The Australian electorate is split between the tantalising concept of jobs from coal and other mining and the diabolical warnings of climate collapse that are coming from international scientific bodies that are saying we need to leave fossil fuels like coal in the ground. The swing to the Liberal National coalition on the one hand and the direct election of independents who ran on platforms of addressing climate change during the federal elections clearly demonstrates the challenge now facing both the federal and state governments.
So the move by the Queensland state Labor government should not be a knee jerk reaction to approve Adani but a clear, thought through process that takes into consideration all the competing needs of both the short-term gain and long-term sustainability of the planet.
However, according to former Greens leader Bob Brown the demands of Adani are ‘that there be a decision within a fortnight and that that decision is for the mega coal mine to go ahead’.

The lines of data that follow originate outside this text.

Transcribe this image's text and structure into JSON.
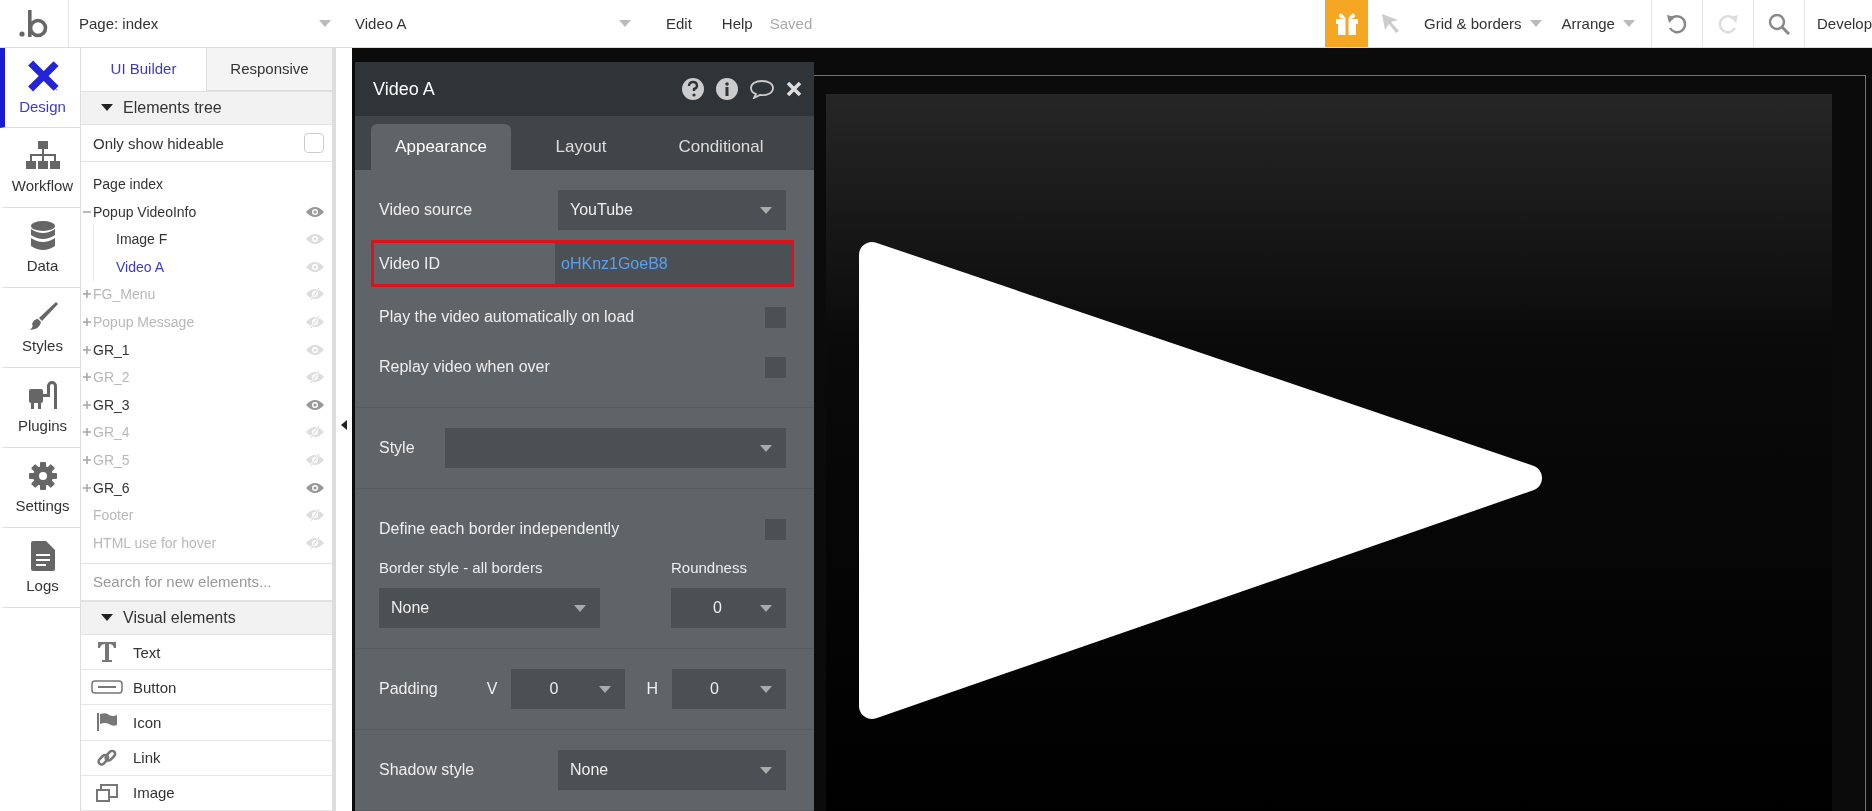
{
  "top_bar": {
    "page_selector": "Page: index",
    "element_selector": "Video A",
    "menu": [
      "Edit",
      "Help"
    ],
    "save_status": "Saved",
    "view_menus": [
      "Grid & borders",
      "Arrange"
    ],
    "history_buttons": [
      {
        "kind": "undo",
        "disabled": false
      },
      {
        "kind": "redo",
        "disabled": true
      }
    ],
    "mode_menu": "Develop"
  },
  "nav": {
    "items": [
      {
        "kind": "design",
        "label": "Design",
        "selected": true
      },
      {
        "kind": "workflow",
        "label": "Workflow",
        "selected": false
      },
      {
        "kind": "data",
        "label": "Data",
        "selected": false
      },
      {
        "kind": "styles",
        "label": "Styles",
        "selected": false
      },
      {
        "kind": "plugins",
        "label": "Plugins",
        "selected": false
      },
      {
        "kind": "settings",
        "label": "Settings",
        "selected": false
      },
      {
        "kind": "logs",
        "label": "Logs",
        "selected": false
      }
    ]
  },
  "sidebar": {
    "tabs": [
      {
        "label": "UI Builder",
        "selected": true
      },
      {
        "label": "Responsive",
        "selected": false
      }
    ],
    "elements_tree": {
      "title": "Elements tree",
      "expanded": true,
      "filter": {
        "label": "Only show hideable",
        "checked": false
      },
      "items": [
        {
          "label": "Page index",
          "selected": false
        },
        {
          "label": "Popup VideoInfo",
          "selected": false,
          "hidden": false,
          "highlighted": true,
          "expanded": true,
          "children": [
            {
              "label": "Image F",
              "selected": false,
              "hidden": false,
              "highlighted": false
            },
            {
              "label": "Video A",
              "selected": true,
              "hidden": false,
              "highlighted": false
            }
          ]
        },
        {
          "label": "FG_Menu",
          "selected": false,
          "hidden": true,
          "highlighted": false,
          "expanded": false
        },
        {
          "label": "Popup Message",
          "selected": false,
          "hidden": true,
          "highlighted": false,
          "expanded": false
        },
        {
          "label": "GR_1",
          "selected": false,
          "hidden": false,
          "highlighted": false,
          "expanded": false
        },
        {
          "label": "GR_2",
          "selected": false,
          "hidden": true,
          "highlighted": false,
          "expanded": false
        },
        {
          "label": "GR_3",
          "selected": false,
          "hidden": false,
          "highlighted": true,
          "expanded": false
        },
        {
          "label": "GR_4",
          "selected": false,
          "hidden": true,
          "highlighted": false,
          "expanded": false
        },
        {
          "label": "GR_5",
          "selected": false,
          "hidden": true,
          "highlighted": false,
          "expanded": false
        },
        {
          "label": "GR_6",
          "selected": false,
          "hidden": false,
          "highlighted": true,
          "expanded": false
        },
        {
          "label": "Footer",
          "selected": false,
          "hidden": true,
          "highlighted": false
        },
        {
          "label": "HTML use for hover",
          "selected": false,
          "hidden": true,
          "highlighted": false
        }
      ]
    },
    "search": {
      "placeholder": "Search for new elements..."
    },
    "visual_elements": {
      "title": "Visual elements",
      "expanded": true,
      "items": [
        {
          "kind": "text",
          "label": "Text"
        },
        {
          "kind": "button",
          "label": "Button"
        },
        {
          "kind": "icon",
          "label": "Icon"
        },
        {
          "kind": "link",
          "label": "Link"
        },
        {
          "kind": "image",
          "label": "Image"
        }
      ]
    }
  },
  "property_panel": {
    "title": "Video A",
    "tabs": [
      {
        "label": "Appearance",
        "selected": true
      },
      {
        "label": "Layout",
        "selected": false
      },
      {
        "label": "Conditional",
        "selected": false
      }
    ],
    "sections": [
      [
        {
          "kind": "dropdown",
          "label": "Video source",
          "value": "YouTube"
        },
        {
          "kind": "input",
          "label": "Video ID",
          "value": "oHKnz1GoeB8",
          "highlighted": true
        },
        {
          "kind": "checkbox",
          "label": "Play the video automatically on load",
          "checked": false
        },
        {
          "kind": "checkbox",
          "label": "Replay video when over",
          "checked": false
        }
      ],
      [
        {
          "kind": "wide_dropdown",
          "label": "Style"
        }
      ],
      [
        {
          "kind": "checkbox",
          "label": "Define each border independently",
          "checked": false
        },
        {
          "kind": "pair",
          "fields": [
            {
              "label": "Border style - all borders",
              "value": "None"
            },
            {
              "label": "Roundness",
              "value": "0"
            }
          ]
        }
      ],
      [
        {
          "kind": "padding",
          "label": "Padding",
          "fields": [
            {
              "label": "V",
              "value": "0"
            },
            {
              "label": "H",
              "value": "0"
            }
          ]
        }
      ],
      [
        {
          "kind": "dropdown",
          "label": "Shadow style",
          "value": "None"
        }
      ]
    ]
  }
}
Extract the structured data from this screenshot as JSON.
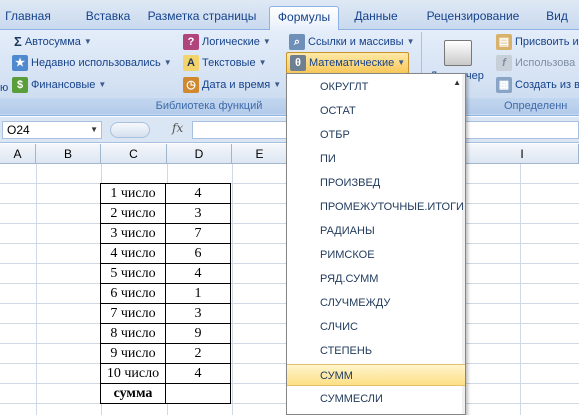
{
  "tabs": [
    {
      "label": "Главная"
    },
    {
      "label": "Вставка"
    },
    {
      "label": "Разметка страницы"
    },
    {
      "label": "Формулы"
    },
    {
      "label": "Данные"
    },
    {
      "label": "Рецензирование"
    },
    {
      "label": "Вид"
    }
  ],
  "ribbon": {
    "autosum": "Автосумма",
    "recent": "Недавно использовались",
    "financial": "Финансовые",
    "logical": "Логические",
    "text": "Текстовые",
    "datetime": "Дата и время",
    "lookup": "Ссылки и массивы",
    "math": "Математические",
    "library_label": "Библиотека функций",
    "dispatcher": "Диспетчер",
    "assign_name": "Присвоить им",
    "use_in_formula": "Использова",
    "create_from": "Создать из в",
    "defined_label": "Определенн",
    "left_cut": "ю"
  },
  "formula_bar": {
    "name_box": "O24",
    "fx": "fx",
    "formula": ""
  },
  "columns": [
    "A",
    "B",
    "C",
    "D",
    "E",
    "I"
  ],
  "table": {
    "rows": [
      {
        "label": "1 число",
        "value": "4"
      },
      {
        "label": "2 число",
        "value": "3"
      },
      {
        "label": "3 число",
        "value": "7"
      },
      {
        "label": "4 число",
        "value": "6"
      },
      {
        "label": "5 число",
        "value": "4"
      },
      {
        "label": "6 число",
        "value": "1"
      },
      {
        "label": "7 число",
        "value": "3"
      },
      {
        "label": "8 число",
        "value": "9"
      },
      {
        "label": "9 число",
        "value": "2"
      },
      {
        "label": "10 число",
        "value": "4"
      }
    ],
    "total_label": "сумма",
    "total_value": ""
  },
  "dropdown": {
    "items": [
      "ОКРУГЛТ",
      "ОСТАТ",
      "ОТБР",
      "ПИ",
      "ПРОИЗВЕД",
      "ПРОМЕЖУТОЧНЫЕ.ИТОГИ",
      "РАДИАНЫ",
      "РИМСКОЕ",
      "РЯД.СУММ",
      "СЛУЧМЕЖДУ",
      "СЛЧИС",
      "СТЕПЕНЬ",
      "СУММ",
      "СУММЕСЛИ"
    ],
    "highlighted": "СУММ"
  },
  "colors": {
    "ribbon_text": "#15428b",
    "highlight": "#fddf85",
    "grid": "#d0d7e5"
  }
}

‘This makes a farce of due process,’ he said.
‘This mine, and the potential opening up of six more mines in the Galilee coal basin, affects the future of every Australian. The future of the Murray-Darling food bowl, our snowfields, the Great Barrier Reef and the whole of the Australian coastline is at stake in our era of climate emergency.
‘After an election in which the prime minister Scott Morrison did not mention Adani, and so has no mandate, popular opposition to accelerating global warming through opening new coal mines like Adani will only grow,’ Bob Brown said.